Oct 26, 2010 12:56 GMT  ·  By

Security researchers from Kaspersky have uncovered a Facebook phishing attack abusing the chat feature and stealing accounts at a rate of fifteen per minute.

The worm-like attack advertised the phishing URL through Facebook chat messages, which gave it a higher rate of success over the wall spam method, users have become accustomed to.

The message spammed by compromised accounts through read "Is this you?" and was followed by a link to a rogue Facebook application page.

This page displayed a fake Facebook login form inside an iframe and instructed users to authenticate themselves in order to access the video content.

When checking the directory structure of the external server hosting the rogue form, security researchers found an access log.

This log pointed them to a repeatedly queried file called acc.txt, which contained the stolen Facebook credentials.

"I downloaded acc.txt and saw that the file contained stolen accounts: in the first version of acc.txt which I downloaded I saw that the attacker had collected over 3000 accounts! "I downloaded the acc.txt at 5-minute intervals, and within 20 minutes, the number of stolen accounts went from 3000 to over 6000," says David Jacoby, the Kaspersky Lab expert, who investigated the case.

The compromised credentials were likely used via automated scripts to send more Facebook chat spam and expand the attack's reach.

The incident stands to show just how successful unsophisticated, but well designed phishing scams can be in a social networking environment.

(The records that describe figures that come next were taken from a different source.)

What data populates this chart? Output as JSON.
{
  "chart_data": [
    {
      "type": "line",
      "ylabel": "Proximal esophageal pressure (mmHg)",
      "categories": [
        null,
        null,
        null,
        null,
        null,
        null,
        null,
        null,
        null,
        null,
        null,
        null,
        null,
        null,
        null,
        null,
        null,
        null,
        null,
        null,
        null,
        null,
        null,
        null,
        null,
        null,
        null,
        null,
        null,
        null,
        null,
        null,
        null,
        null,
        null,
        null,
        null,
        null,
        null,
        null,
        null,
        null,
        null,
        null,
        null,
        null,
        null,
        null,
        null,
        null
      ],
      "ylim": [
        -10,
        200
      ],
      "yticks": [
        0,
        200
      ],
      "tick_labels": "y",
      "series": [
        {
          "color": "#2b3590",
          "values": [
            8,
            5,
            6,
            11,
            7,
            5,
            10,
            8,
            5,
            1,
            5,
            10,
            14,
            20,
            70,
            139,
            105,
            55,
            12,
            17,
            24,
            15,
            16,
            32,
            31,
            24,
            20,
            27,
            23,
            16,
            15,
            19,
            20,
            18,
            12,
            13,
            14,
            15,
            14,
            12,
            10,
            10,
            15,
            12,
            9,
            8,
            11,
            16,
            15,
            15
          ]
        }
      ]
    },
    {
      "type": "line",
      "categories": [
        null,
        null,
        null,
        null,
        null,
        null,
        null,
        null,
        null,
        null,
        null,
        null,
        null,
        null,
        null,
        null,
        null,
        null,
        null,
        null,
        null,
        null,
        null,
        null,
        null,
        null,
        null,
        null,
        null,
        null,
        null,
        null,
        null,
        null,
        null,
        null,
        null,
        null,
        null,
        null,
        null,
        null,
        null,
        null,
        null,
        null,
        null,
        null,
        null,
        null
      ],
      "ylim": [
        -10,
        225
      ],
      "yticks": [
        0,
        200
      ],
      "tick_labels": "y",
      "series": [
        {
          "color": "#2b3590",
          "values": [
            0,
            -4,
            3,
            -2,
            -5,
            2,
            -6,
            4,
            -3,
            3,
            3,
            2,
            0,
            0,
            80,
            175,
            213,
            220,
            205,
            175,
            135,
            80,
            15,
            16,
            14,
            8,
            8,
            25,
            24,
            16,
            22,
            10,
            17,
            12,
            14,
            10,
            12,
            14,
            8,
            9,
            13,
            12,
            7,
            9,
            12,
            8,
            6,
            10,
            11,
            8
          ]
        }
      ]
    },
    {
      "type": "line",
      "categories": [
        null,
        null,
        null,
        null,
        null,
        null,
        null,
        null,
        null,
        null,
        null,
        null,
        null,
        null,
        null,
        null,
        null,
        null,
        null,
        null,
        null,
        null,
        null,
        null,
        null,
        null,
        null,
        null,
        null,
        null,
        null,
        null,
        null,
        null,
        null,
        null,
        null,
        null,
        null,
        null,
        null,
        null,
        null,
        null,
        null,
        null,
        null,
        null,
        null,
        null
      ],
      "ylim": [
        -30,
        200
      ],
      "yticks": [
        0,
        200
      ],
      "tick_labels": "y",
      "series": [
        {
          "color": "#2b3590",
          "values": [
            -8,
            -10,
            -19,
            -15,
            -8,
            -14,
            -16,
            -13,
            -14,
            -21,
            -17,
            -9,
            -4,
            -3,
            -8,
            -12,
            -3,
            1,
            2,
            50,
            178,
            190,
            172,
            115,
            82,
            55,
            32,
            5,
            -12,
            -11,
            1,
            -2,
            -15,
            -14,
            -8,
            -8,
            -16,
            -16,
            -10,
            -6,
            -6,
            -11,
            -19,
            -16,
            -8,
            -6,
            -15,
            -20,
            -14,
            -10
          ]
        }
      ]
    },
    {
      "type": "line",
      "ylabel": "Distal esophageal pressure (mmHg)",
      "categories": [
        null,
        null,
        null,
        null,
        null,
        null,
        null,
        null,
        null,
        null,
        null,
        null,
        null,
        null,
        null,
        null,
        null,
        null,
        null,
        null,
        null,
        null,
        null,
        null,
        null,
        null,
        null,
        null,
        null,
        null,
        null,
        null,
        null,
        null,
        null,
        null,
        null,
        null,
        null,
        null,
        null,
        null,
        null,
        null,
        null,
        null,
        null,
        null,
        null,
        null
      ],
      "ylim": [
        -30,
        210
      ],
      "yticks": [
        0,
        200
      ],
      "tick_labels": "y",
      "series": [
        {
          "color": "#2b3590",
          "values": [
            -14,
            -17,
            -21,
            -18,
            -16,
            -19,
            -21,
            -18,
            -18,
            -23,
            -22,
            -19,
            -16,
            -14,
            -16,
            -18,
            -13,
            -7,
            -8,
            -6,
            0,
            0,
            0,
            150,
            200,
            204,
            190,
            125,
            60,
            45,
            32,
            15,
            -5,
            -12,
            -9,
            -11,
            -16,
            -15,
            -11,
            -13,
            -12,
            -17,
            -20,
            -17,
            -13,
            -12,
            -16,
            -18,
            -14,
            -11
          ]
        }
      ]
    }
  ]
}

Facebook's Security team was alerted and quickly suspended the malicious page. Because of the researcher's find, it was also capable of resetting the password on the compromised accounts.

However, this doesn't always happen. Next time, until Facebook intervenes, the attackers can already have thousands of credentials in their possession.

If you believe to have fallen victim to such an attack, immediately change your password. Also go to Account Settings and terminate all active sessions listed under the Account Security section.